Auto-generation¶
metatools
includes the doit
command, which implements “auto-generation”
of ebuilds. But what exactly is “auto-generation”?
In its broadest sense, “auto-generation” is the high-level creation of ebuilds. This can involve any number of advanced capabilities, such as querying GitHub or GitLab to find the latest version of a package, actually fetching source code and looking inside it, or using Jinja to generate ebuilds using templates. Typically, multiple approaches are used together.

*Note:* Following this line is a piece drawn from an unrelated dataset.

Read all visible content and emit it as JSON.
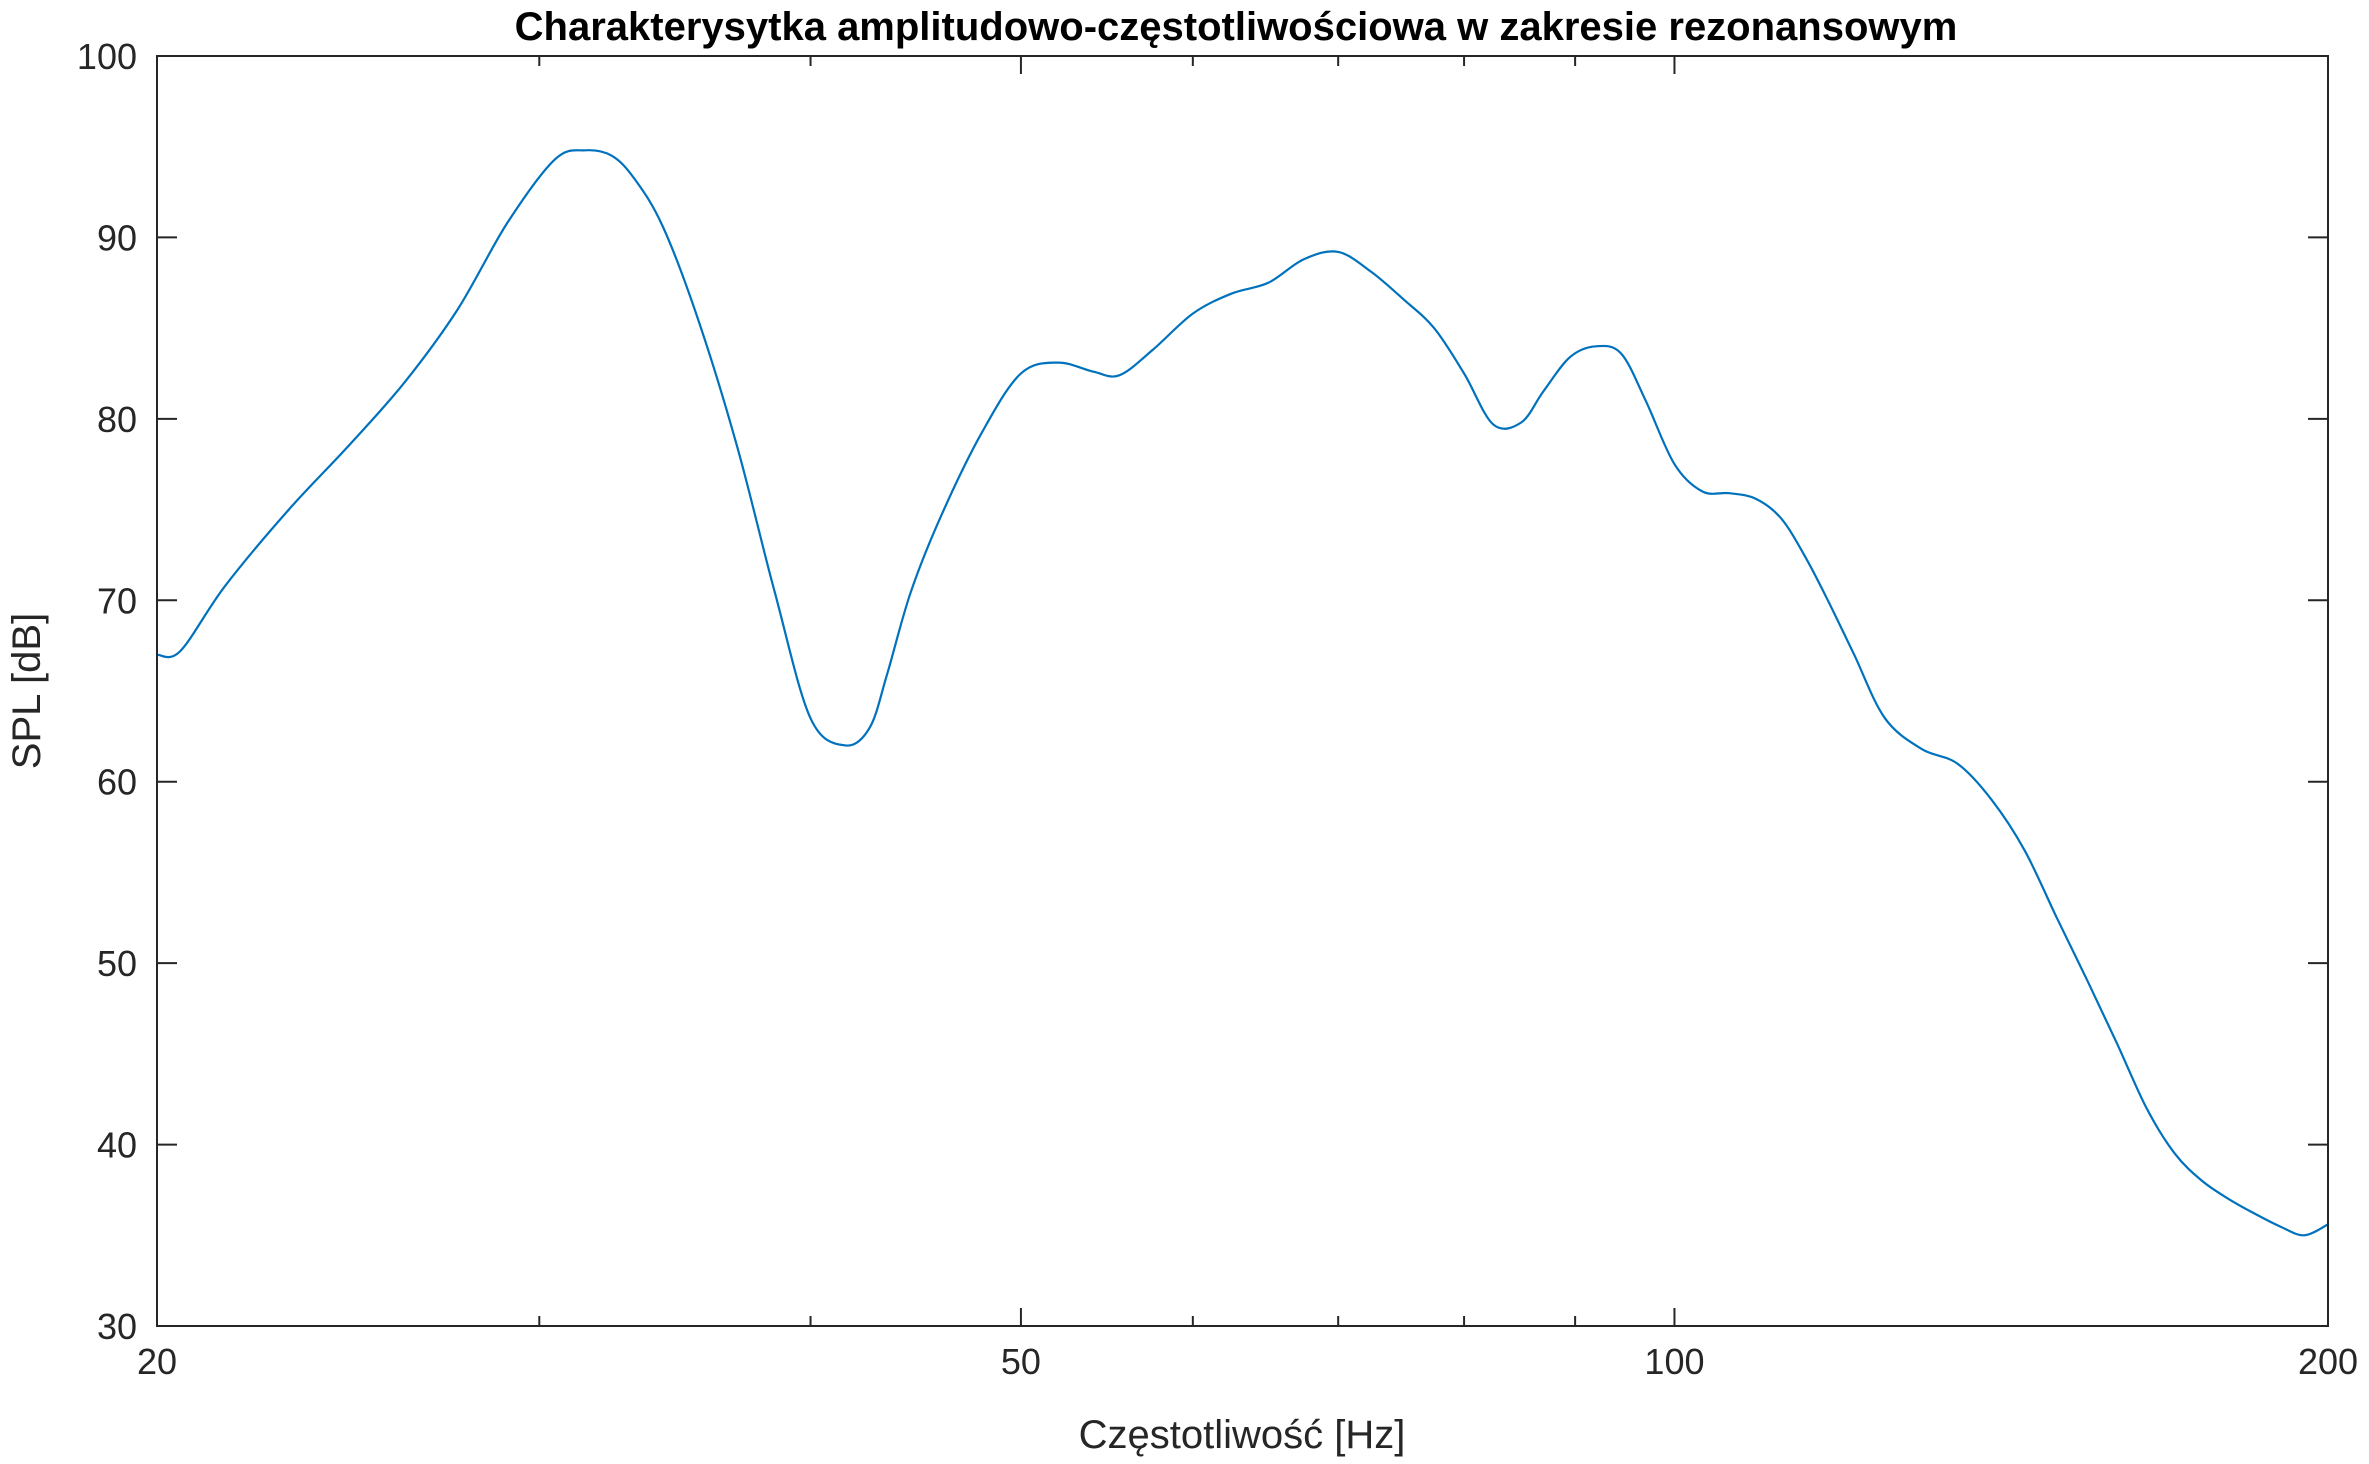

We use these capabilities to reduce the manual labor required to maintain packages. These capabilities exist to give us leverage over the complex world of software so that we can automate as much as possible, so we can do more with less.
Running Auto-Generation¶
To actually use these tools to auto-generate ebuilds, it is recommended that you
check out the kit-fixups repository, which is the master repository of Funtoo
Linux. This repository is organized into directories for each kit, and sub-directories
for each kit version, with current
often used as a sub-directory name for kit
version. So, for example, if we wanted to auto-generate all ebuilds in
core-kit/current
, we would do this:
$ cd development
$ git clone https://code.funtoo.org/bitbucket/scm/core/kit-fixups.git
$ cd kit-fixups/core-kit/curated
$ doit
In the above example, it will see that the directory kit-fixups/core-kit/curated
is an overlay that contains categories, and it will look inside it for all “autogens”
and execute them.
When doit
runs, it will determine its context by looking at the current working
directory, similar to how the git
command will find what git repository it is in by looking
backwards from the current working directory. It will then fire off auto-generation in
the current directory, looking in the current directory and any sub-directories for all
autogens, and will execute them. You will see a lot of ....

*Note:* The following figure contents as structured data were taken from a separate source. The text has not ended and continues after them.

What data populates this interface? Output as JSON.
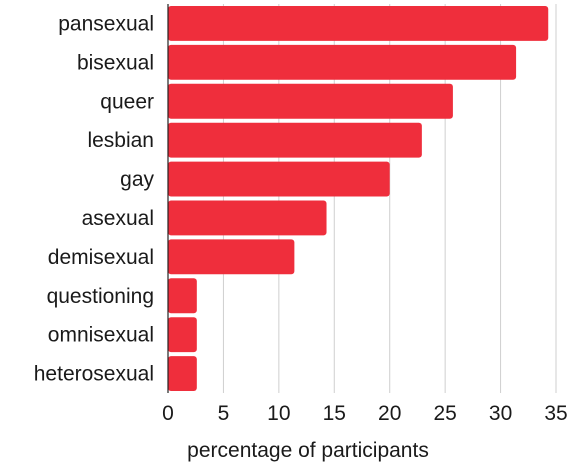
{
  "chart_data": {
    "type": "bar",
    "orientation": "horizontal",
    "categories": [
      "pansexual",
      "bisexual",
      "queer",
      "lesbian",
      "gay",
      "asexual",
      "demisexual",
      "questioning",
      "omnisexual",
      "heterosexual"
    ],
    "values": [
      34.3,
      31.4,
      25.7,
      22.9,
      20.0,
      14.3,
      11.4,
      2.6,
      2.6,
      2.6
    ],
    "xlabel": "percentage of participants",
    "ylabel": "",
    "title": "",
    "xlim": [
      0,
      35
    ],
    "xticks": [
      "0",
      "5",
      "10",
      "15",
      "20",
      "25",
      "30",
      "35"
    ],
    "grid": "vertical",
    "legend": "none",
    "bar_color": "#ef2e3c"
  }
}
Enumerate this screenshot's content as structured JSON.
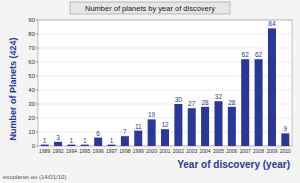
{
  "chart_data": {
    "type": "bar",
    "title": "Number of planets by year of discovery",
    "x_label": "Year of discovery (year)",
    "y_label": "Number of Planets (424)",
    "annotations": [
      "exoplanet.eu (14/01/10)"
    ],
    "categories": [
      "1989",
      "1992",
      "1994",
      "1995",
      "1996",
      "1997",
      "1998",
      "1999",
      "2000",
      "2001",
      "2002",
      "2003",
      "2004",
      "2005",
      "2006",
      "2007",
      "2008",
      "2009",
      "2010"
    ],
    "values": [
      1,
      3,
      1,
      1,
      6,
      1,
      7,
      11,
      19,
      12,
      30,
      27,
      28,
      32,
      28,
      62,
      62,
      84,
      9
    ],
    "color": "#2b3896",
    "ylim": [
      0,
      90
    ],
    "yticks": [
      0,
      10,
      20,
      30,
      40,
      50,
      60,
      70,
      80,
      90
    ],
    "grid": true,
    "data_labels": true
  }
}
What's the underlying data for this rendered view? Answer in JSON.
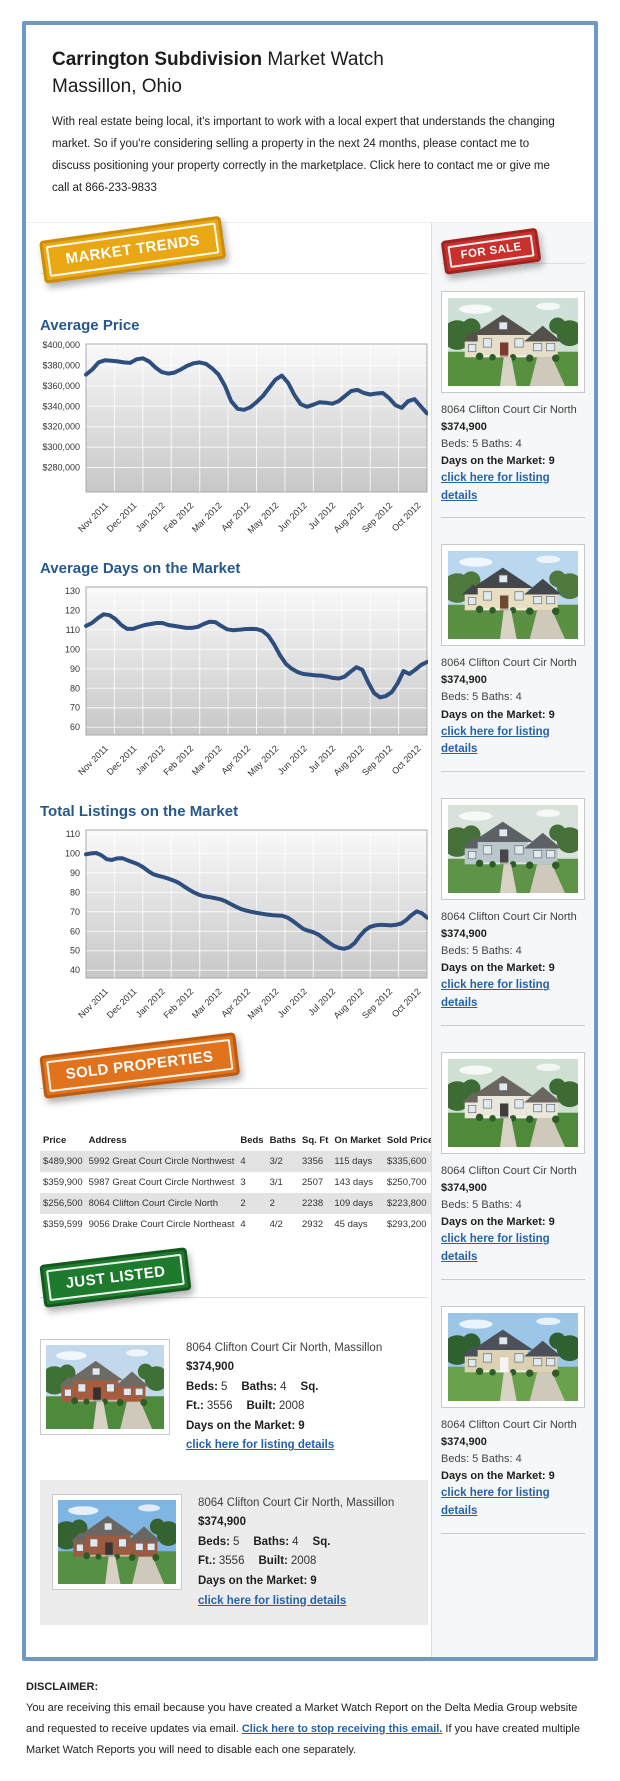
{
  "header": {
    "title_bold": "Carrington Subdivision",
    "title_regular": " Market Watch",
    "subtitle": "Massillon, Ohio",
    "intro": "With real estate being local, it's important to work with a local expert that understands the changing market. So if you're considering selling a property in the next 24 months, please contact me to discuss positioning your property correctly in the marketplace. Click here to contact me or give me call at 866-233-9833"
  },
  "badges": {
    "market_trends": "MARKET TRENDS",
    "for_sale": "FOR SALE",
    "sold_properties": "SOLD PROPERTIES",
    "just_listed": "JUST LISTED"
  },
  "chart_data": [
    {
      "type": "line",
      "title": "Average Price",
      "x_labels": [
        "Nov 2011",
        "Dec 2011",
        "Jan 2012",
        "Feb 2012",
        "Mar 2012",
        "Apr 2012",
        "May 2012",
        "Jun 2012",
        "Jul 2012",
        "Aug 2012",
        "Sep 2012",
        "Oct 2012"
      ],
      "values": [
        371000,
        376000,
        383000,
        385000,
        384500,
        384000,
        383000,
        382500,
        386000,
        387000,
        384000,
        378000,
        373500,
        372000,
        373000,
        376000,
        379500,
        382000,
        383000,
        381500,
        377000,
        371000,
        360000,
        345000,
        337500,
        336500,
        339000,
        344000,
        350000,
        358000,
        366000,
        370000,
        363000,
        351000,
        342000,
        339500,
        341500,
        344000,
        343500,
        342500,
        345000,
        350000,
        355000,
        356000,
        353000,
        351500,
        352500,
        353000,
        348000,
        341000,
        338500,
        345000,
        347000,
        340000,
        333000
      ],
      "ylim": [
        256000,
        401000
      ],
      "yticks": [
        400000,
        380000,
        360000,
        340000,
        320000,
        300000,
        280000
      ],
      "ytick_labels": [
        "$400,000",
        "$380,000",
        "$360,000",
        "$340,000",
        "$320,000",
        "$300,000",
        "$280,000"
      ],
      "grid": true,
      "line_color": "#2d4e7e"
    },
    {
      "type": "line",
      "title": "Average Days on the Market",
      "x_labels": [
        "Nov 2011",
        "Dec 2011",
        "Jan 2012",
        "Feb 2012",
        "Mar 2012",
        "Apr 2012",
        "May 2012",
        "Jun 2012",
        "Jul 2012",
        "Aug 2012",
        "Sep 2012",
        "Oct 2012"
      ],
      "values": [
        112,
        113.5,
        116,
        118,
        117.5,
        115.5,
        112.5,
        110.5,
        110.5,
        111.5,
        112.5,
        113,
        113.5,
        113.5,
        112.5,
        112,
        111.5,
        111,
        111,
        111.5,
        113,
        114.2,
        114,
        112,
        110.3,
        109.8,
        110,
        110.4,
        110.5,
        110.4,
        109.5,
        107,
        102.5,
        97,
        92.5,
        90,
        88.3,
        87.3,
        87,
        86.6,
        86.5,
        86,
        85.3,
        85,
        86,
        88.5,
        90.8,
        89.5,
        83,
        77.5,
        75.3,
        76,
        78,
        82.5,
        88.8,
        87.3,
        89.5,
        92,
        93.5
      ],
      "ylim": [
        56,
        132
      ],
      "yticks": [
        130,
        120,
        110,
        100,
        90,
        80,
        70,
        60
      ],
      "ytick_labels": [
        "130",
        "120",
        "110",
        "100",
        "90",
        "80",
        "70",
        "60"
      ],
      "grid": true,
      "line_color": "#2d4e7e"
    },
    {
      "type": "line",
      "title": "Total Listings on the Market",
      "x_labels": [
        "Nov 2011",
        "Dec 2011",
        "Jan 2012",
        "Feb 2012",
        "Mar 2012",
        "Apr 2012",
        "May 2012",
        "Jun 2012",
        "Jul 2012",
        "Aug 2012",
        "Sep 2012",
        "Oct 2012"
      ],
      "values": [
        99.5,
        100,
        100.2,
        99,
        97,
        96.6,
        97.4,
        97.5,
        96.5,
        95.5,
        94.5,
        93,
        91,
        89.3,
        88.5,
        87.8,
        87,
        86,
        84.8,
        83,
        81.3,
        79.8,
        78.6,
        77.9,
        77.5,
        77,
        76.4,
        75.4,
        74,
        72.6,
        71.4,
        70.6,
        70,
        69.5,
        69,
        68.6,
        68.3,
        68.1,
        68,
        67,
        65.3,
        63.3,
        61.3,
        60.3,
        59.5,
        58.3,
        56.3,
        54.3,
        52.5,
        51.4,
        51,
        51.8,
        54,
        57.5,
        60.5,
        62.3,
        63,
        63.3,
        63.2,
        63,
        63.3,
        64,
        65.8,
        68.3,
        70.2,
        69.3,
        67
      ],
      "ylim": [
        36,
        112
      ],
      "yticks": [
        110,
        100,
        90,
        80,
        70,
        60,
        50,
        40
      ],
      "ytick_labels": [
        "110",
        "100",
        "90",
        "80",
        "70",
        "60",
        "50",
        "40"
      ],
      "grid": true,
      "line_color": "#2d4e7e"
    }
  ],
  "sold_table": {
    "headers": [
      "Price",
      "Address",
      "Beds",
      "Baths",
      "Sq. Ft",
      "On Market",
      "Sold Price"
    ],
    "rows": [
      [
        "$489,900",
        "5992 Great Court Circle Northwest",
        "4",
        "3/2",
        "3356",
        "115 days",
        "$335,600"
      ],
      [
        "$359,900",
        "5987 Great Court Circle Northwest",
        "3",
        "3/1",
        "2507",
        "143 days",
        "$250,700"
      ],
      [
        "$256,500",
        "8064 Clifton Court Circle North",
        "2",
        "2",
        "2238",
        "109 days",
        "$223,800"
      ],
      [
        "$359,599",
        "9056 Drake Court Circle Northeast",
        "4",
        "4/2",
        "2932",
        "45 days",
        "$293,200"
      ]
    ]
  },
  "for_sale_listings": [
    {
      "address": "8064 Clifton Court Cir North",
      "price": "$374,900",
      "beds_baths": "Beds: 5 Baths: 4",
      "dom": "Days on the Market: 9",
      "link": "click here for listing details"
    },
    {
      "address": "8064 Clifton Court Cir North",
      "price": "$374,900",
      "beds_baths": "Beds: 5 Baths: 4",
      "dom": "Days on the Market: 9",
      "link": "click here for listing details"
    },
    {
      "address": "8064 Clifton Court Cir North",
      "price": "$374,900",
      "beds_baths": "Beds: 5 Baths: 4",
      "dom": "Days on the Market: 9",
      "link": "click here for listing details"
    },
    {
      "address": "8064 Clifton Court Cir North",
      "price": "$374,900",
      "beds_baths": "Beds: 5 Baths: 4",
      "dom": "Days on the Market: 9",
      "link": "click here for listing details"
    },
    {
      "address": "8064 Clifton Court Cir North",
      "price": "$374,900",
      "beds_baths": "Beds: 5 Baths: 4",
      "dom": "Days on the Market: 9",
      "link": "click here for listing details"
    }
  ],
  "labels": {
    "beds": "Beds:",
    "baths": "Baths:",
    "sqft": "Sq. Ft.:",
    "built": "Built:",
    "dom": "Days on the Market:"
  },
  "just_listed_listings": [
    {
      "address": "8064 Clifton Court Cir North, Massillon",
      "price": "$374,900",
      "beds": "5",
      "baths": "4",
      "sqft": "3556",
      "built": "2008",
      "dom": "9",
      "link": "click here for listing details"
    },
    {
      "address": "8064 Clifton Court Cir North, Massillon",
      "price": "$374,900",
      "beds": "5",
      "baths": "4",
      "sqft": "3556",
      "built": "2008",
      "dom": "9",
      "link": "click here for listing details"
    }
  ],
  "disclaimer": {
    "heading": "DISCLAIMER:",
    "text_before": "You are receiving this email because you have created a Market Watch Report on the Delta Media Group website and requested to receive updates via email. ",
    "link": "Click here to stop receiving this email.",
    "text_after": " If you have created multiple Market Watch Reports you will need to disable each one separately."
  },
  "colors": {
    "accent_border": "#6d99c7",
    "chart_line": "#2d4e7e",
    "badge_gold": "#e8a713",
    "badge_red": "#c9302c",
    "badge_orange": "#e2731d",
    "badge_green": "#1e7a2d",
    "link": "#2563a8"
  }
}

being printed on the screen, which means
that files are being downloaded. What is actually happening is that doit
is querying
Web APIs like GitHub and GitLab to find the latest versions of packages, and then downloading
the source code tarballs (in metatools
vernacular: “artifacts”) for these packages, and a
period is printed for each block of data received to show progress. Often times, multiple
artifacts are being downloaded at the same time.
Then, as the artifacts are received, doit
creates ebuilds for these packages, and also creates Manifest
files referencing
the SHA512 and other digests of the downloaded Artifacts. You end up with ebuilds that you
can test out by running ebuild foo-1.0.ebuild clean merge
.
Where are these “autogens”? They are autogen.py
files that exist in the repository. Think of our autogens as plug-ins, written in Python and leveraging the
POP Framework, that contain
a generate()
function which can generate one or more ebuilds using the metatools
API. The metatools
API, which we’ll look at in a bit, is an extensible API that lets us query Web APIs, use
Jinja and perform other neat tricks to generate ebuilds.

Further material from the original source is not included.